Shell Theories and Constitutive Relations — Lesson 1

This lesson covers the fundamental concepts of shell theories and constitutive relations. It begins with a recap of previous weeks' topics, including the basic concept of composites, the Theory of Surfaces, and governing equations for a doubly curved shell. The lesson then delves into the steps to obtain solutions for displacement and stress moments of a shell subjected to loading and boundary conditions. It explains the shell constitutive relations, the linear shell equations, and the generalized Hooke's law. The lesson also discusses the thermoelastic analysis of a shell, the concept of orthotropic material, and the importance of the reduced stiffness matrix.
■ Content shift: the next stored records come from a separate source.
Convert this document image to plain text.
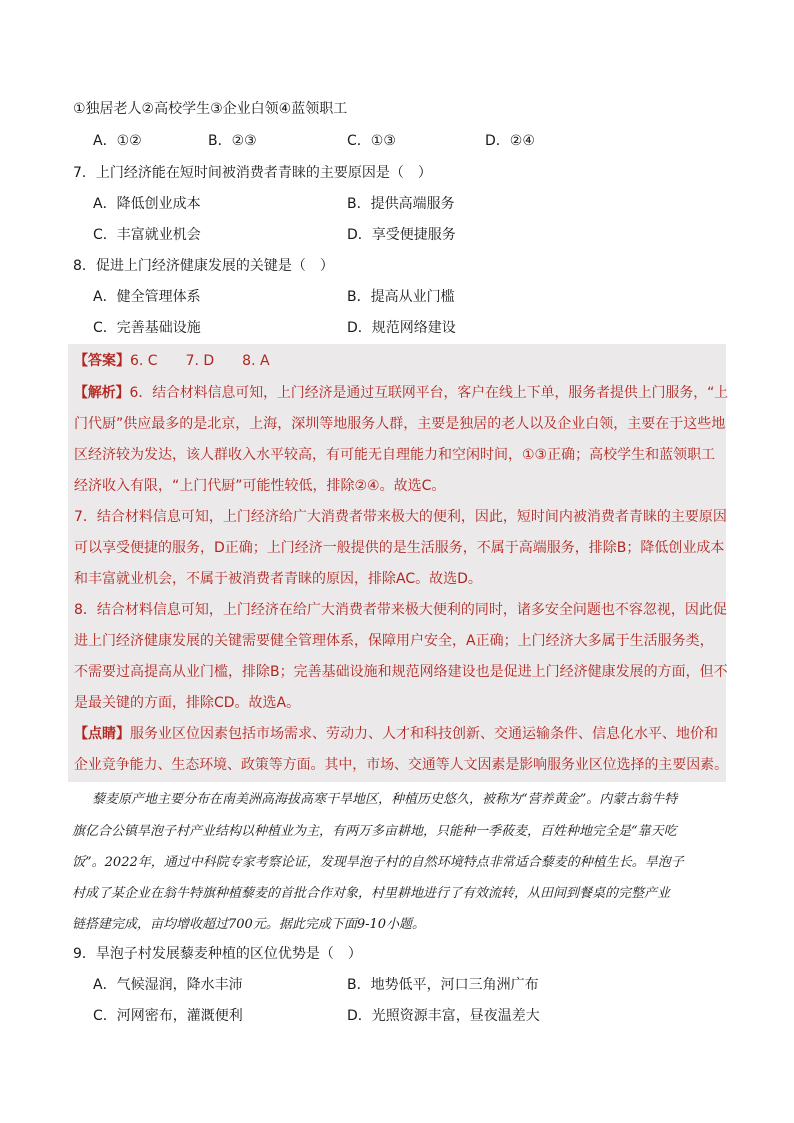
①独居老人②高校学生③企业白领④蓝领职工
A．①②	B．②③	C．①③	D．②④
7．上门经济能在短时间被消费者青睐的主要原因是（　）
A．降低创业成本	B．提供高端服务
C．丰富就业机会	D．享受便捷服务
8．促进上门经济健康发展的关键是（　）
A．健全管理体系	B．提高从业门槛
C．完善基础设施	D．规范网络建设
【答案】6. C　　7. D　　8. A
【解析】6．结合材料信息可知，上门经济是通过互联网平台，客户在线上下单，服务者提供上门服务，“上
门代厨”供应最多的是北京，上海，深圳等地服务人群，主要是独居的老人以及企业白领，主要在于这些地
区经济较为发达，该人群收入水平较高，有可能无自理能力和空闲时间，①③正确；高校学生和蓝领职工
经济收入有限，“上门代厨”可能性较低，排除②④。故选C。
7．结合材料信息可知，上门经济给广大消费者带来极大的便利，因此，短时间内被消费者青睐的主要原因
可以享受便捷的服务，D正确；上门经济一般提供的是生活服务，不属于高端服务，排除B；降低创业成本
和丰富就业机会，不属于被消费者青睐的原因，排除AC。故选D。
8．结合材料信息可知，上门经济在给广大消费者带来极大便利的同时，诸多安全问题也不容忽视，因此促
进上门经济健康发展的关键需要健全管理体系，保障用户安全，A正确；上门经济大多属于生活服务类，
不需要过高提高从业门槛，排除B；完善基础设施和规范网络建设也是促进上门经济健康发展的方面，但不
是最关键的方面，排除CD。故选A。
【点睛】服务业区位因素包括市场需求、劳动力、人才和科技创新、交通运输条件、信息化水平、地价和
企业竞争能力、生态环境、政策等方面。其中，市场、交通等人文因素是影响服务业区位选择的主要因素。
藜麦原产地主要分布在南美洲高海拔高寒干旱地区，种植历史悠久，被称为“营养黄金”。内蒙古翁牛特
旗亿合公镇旱泡子村产业结构以种植业为主，有两万多亩耕地，只能种一季莜麦，百姓种地完全是“靠天吃
饭”。2022年，通过中科院专家考察论证，发现旱泡子村的自然环境特点非常适合藜麦的种植生长。旱泡子
村成了某企业在翁牛特旗种植藜麦的首批合作对象，村里耕地进行了有效流转，从田间到餐桌的完整产业
链搭建完成，亩均增收超过700元。据此完成下面9-10小题。
9．旱泡子村发展藜麦种植的区位优势是（　）
A．气候湿润，降水丰沛	B．地势低平，河口三角洲广布
C．河网密布，灌溉便利	D．光照资源丰富，昼夜温差大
It concludes with an explanation of the membrane theory of shells and the conditions under which it can be applied.

Video Highlights

04:24 - Shell constitutive relations
08:27 - Reduced stiffness matrix
11:26 - Membrane stretching and bending in a shell
19:18 - Moment in a shell
24:00 - Shear forces in a shell
30:47 - Binomial expansion in shell theory
37:14 - Membrane theory of shells

Key Takeaways

- Shell theories and constitutive relations are fundamental in understanding the behavior of shells under various conditions.
- The shell constitutive relations and the generalized Hooke's law are essential in solving linear shell equations.
- The thermoelastic analysis of a shell is crucial when analyzing a composite shell under temperature loading.
- The concept of orthotropic material is significant when dealing with composite shells made of different materials.
- The membrane theory of shells is applicable under specific conditions, such as when the shell has a smooth varying and continuous surface, and when the loads applied to the shell boundaries lie in the plane that is tangent to the middle surface.